I tried a round robin e-mail once and addressed to "family " and sent it out with the added wish they each add something to it. A few did but not all and soon it petered out. Thank you cards or telephone calls  do come from my children but seldom from grandchildren. I thought I should send them all cards and wish them happy spending and forget to enclose the anticipated check.  When I mentioned it to one of my sons he said "go for it".  But I said. " your two boys are included".  Soon his boys at least got the message from their dad and I received a telephone call thanking me for the check. Be creative,  burst into their tight little world and see if it works.  I wish you luck. I hear the same complaint so often.  In the meantime invite  some guys and girls in to play cards or just to chat .. best to you, I understand.  martyjo

[This message has been edited by latearrival (12-11-2005 02:57 AM).]

silverwind
Junior Member
since 2005-12-07
Posts 37
that place over there
13 posted 2005-12-12 04:43 PM


Martie
Majnu
Midnightblues
Latearrival

Thankyou very much for your kind replies and also for taking the time to read my work.  If I can take the opportunity to alay some fears here I would like you all to know it was, just a poem. I am fine, really.


silverwind

whitedove
Junior Member
since 2005-11-26
Posts 42

14 posted 2005-12-14 01:35 AM


I really enjoyed the poem.  I am a mother and I am lost in the fights and furies of raising young kids.  

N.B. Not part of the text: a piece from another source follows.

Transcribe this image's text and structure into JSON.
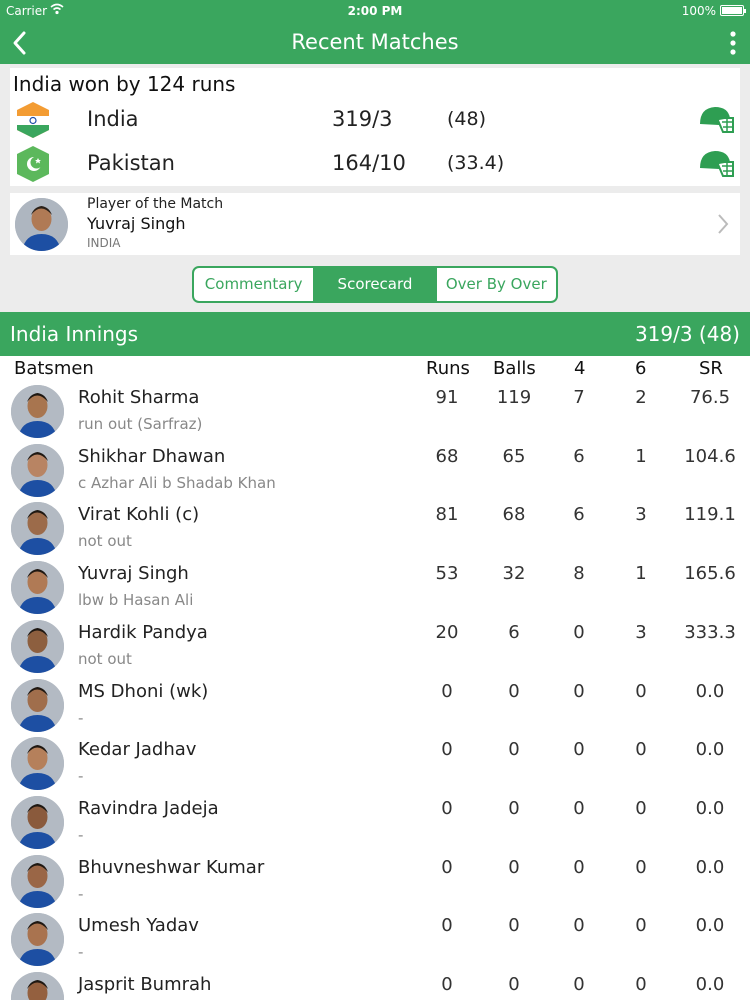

I would be more inclined to go out and enjoy your life now!!!.  If the kids don't call, call them and arrange a dinner for them or offer to babysit- relationships are always a two way street.

My parents expected me always to visit them, call them, listen to them, but never once did I get return offers of calls if it was not for something. I choose not to visit now due to harsh abuse and fear of reprisals on my own children.


inot2B
Member Elite
since 2000-09-18
Posts 2205
Arkansas
15 posted 2005-12-14 11:47 AM


I see your poem as real. When a poet can write the words and have the readers feel the loneliness, he/she knows they did a good job.